Enter Euronext, which said last month it aims, pending regulatory approval, to introduce futures and options contracts for butter, nonfat powdered milk and powdered whey for periods of three or six months or even longer.
Futures contracts are an agreement to deliver standardised goods at a future date at the price agreed upon on the contract. An options contract can be to buy or sell products at a set price on a set date.
These contracts can be useful for both farmers and food processors as they can reduce their exposure to swings in prices.
The Euronext initiative would emulate the Chicago-based CME in the United States, which offers butter, nonfat powdered milk and whey contracts alongside those for several other dairy products.
Euronext said the futures contacts will allow “the European dairy community to hedge its exposure to price fluctuations in this volatile market, just as the milk quotas expire in the European market.”
Michel Portier, head of the Agritel consultancy, said that experience with the end of wheat and maize quotas had shown that farmers became much more dependent upon world prices.
“The end of quotas will lead to a sharp increase in European production, and as Europe is self-sufficient in milk, the surplus will become completely oriented towards export and will thus be more correlated to the world market,” said Portier.
An Agritel study estimated that the production of milk could climb by 30 percent in Germany by 2020.
Joachim Rukwied, head of the German farmers’ federation DBV, said there were no great concerns among his members about the end of quotas.
“In fact the reasonable prices we’ve seen these past months have already resulted in a small increase in production,” he said at a recent news conference in Germany.
“We don’t think that an end of quotas will lead to a sudden rise-there may even be a small drop,” he added.
Rukwied added that Germany has lost three-quarters of its dairy farms since quotas were introduced.
“We don’t think it can get any worse,” he said. “Quotas clearly failed in their objective of preventing structural upheaval.”
Long-term the outlook is good for dairy products as the price of
agricultural commodities has been on the rise since the early 2000s and demand from emerging nations is set to continue growing.
China has been a particularly strong source of demand as Chinese consumers now prefer foreign infant formula following incidents of tainted domestic products.
This helps not only demand for powdered milk, but also for whey, which is the liquid that remains after milk curdles during cheese production, and is used to fortify products such as infant formula and bodybuilding supplements.
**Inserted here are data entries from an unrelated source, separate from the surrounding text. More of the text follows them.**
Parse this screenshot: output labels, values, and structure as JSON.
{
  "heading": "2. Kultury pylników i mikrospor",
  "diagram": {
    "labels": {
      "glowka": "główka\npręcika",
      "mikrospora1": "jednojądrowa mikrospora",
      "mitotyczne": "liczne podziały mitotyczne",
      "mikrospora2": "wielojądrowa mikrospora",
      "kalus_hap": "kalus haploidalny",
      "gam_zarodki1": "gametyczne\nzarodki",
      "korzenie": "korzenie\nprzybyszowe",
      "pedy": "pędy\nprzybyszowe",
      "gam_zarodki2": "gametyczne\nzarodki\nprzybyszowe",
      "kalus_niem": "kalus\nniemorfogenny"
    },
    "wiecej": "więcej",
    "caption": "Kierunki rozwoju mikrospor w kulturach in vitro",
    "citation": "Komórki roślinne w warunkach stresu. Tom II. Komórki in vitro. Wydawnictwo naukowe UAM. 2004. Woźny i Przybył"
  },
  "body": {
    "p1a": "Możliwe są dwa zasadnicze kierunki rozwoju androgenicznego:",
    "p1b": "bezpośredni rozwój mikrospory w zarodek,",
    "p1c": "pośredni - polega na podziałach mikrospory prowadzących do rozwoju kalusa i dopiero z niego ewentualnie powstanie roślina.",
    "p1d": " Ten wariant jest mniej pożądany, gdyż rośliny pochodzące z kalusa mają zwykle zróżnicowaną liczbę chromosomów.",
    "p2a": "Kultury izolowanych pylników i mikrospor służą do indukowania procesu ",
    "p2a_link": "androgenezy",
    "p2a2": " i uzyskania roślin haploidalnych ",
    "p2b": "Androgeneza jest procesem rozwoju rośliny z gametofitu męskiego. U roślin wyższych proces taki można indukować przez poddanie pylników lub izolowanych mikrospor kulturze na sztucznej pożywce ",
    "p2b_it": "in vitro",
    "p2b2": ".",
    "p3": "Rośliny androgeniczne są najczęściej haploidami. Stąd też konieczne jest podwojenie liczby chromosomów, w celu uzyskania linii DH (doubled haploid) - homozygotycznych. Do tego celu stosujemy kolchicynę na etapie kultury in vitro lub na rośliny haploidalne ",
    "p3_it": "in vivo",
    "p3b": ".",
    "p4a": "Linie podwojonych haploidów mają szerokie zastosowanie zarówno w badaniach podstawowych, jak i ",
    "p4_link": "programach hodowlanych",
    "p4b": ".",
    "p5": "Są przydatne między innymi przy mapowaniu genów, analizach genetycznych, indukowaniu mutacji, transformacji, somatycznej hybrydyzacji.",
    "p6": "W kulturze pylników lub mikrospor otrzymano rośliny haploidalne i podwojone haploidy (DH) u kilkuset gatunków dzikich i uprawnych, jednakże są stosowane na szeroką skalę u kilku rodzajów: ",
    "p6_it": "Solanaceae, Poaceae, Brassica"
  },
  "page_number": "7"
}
Chinese companies have been investing in Europe to increase processing capacity for powdered milk.
Agritel’s Portier called Euronext’s creation of a futures and options market good news “as it provides a set of tools to address the alignment of dairy prices in Europe with the international market at a time when the dairy industry will need to adapt to the end of quotas.”
However Gerard Calbrix, an economist at the French Association of Dairy Processors (ALTA), the country’s largest purchaser of fresh milk, did not share the enthusiasm.
“Industrial dairy producers have not so far shown interest in these types of contracts and I don’t see why they would now,” he said.
He also noted “there is a lot of ambiguity about the types of products presented as primary agricultural commodities when they aren’t-they are finished products for us and they account for only a small part, some 10 to 15 percent, of our output,” said Calbrix.
“It is like proposing to Coca-Cola and Pepsi a term market for cola,” he added.
Calbrix pointed out that Euronext had already tried to launch futures contracts for non-fat powdered milk in 2010.
“Nobody went for it and it flopped,” he said.
“We buy our milk directly from dairy farmers, it is a heavy and very perishable product for which no market is possible. And our finished products, we sell them to supermarket chains,” said Calbrix.
The only firms that Calbrix sees as being interested in such contracts would be food companies that use the products as inputs, such as makers of cookies or infant formula producers.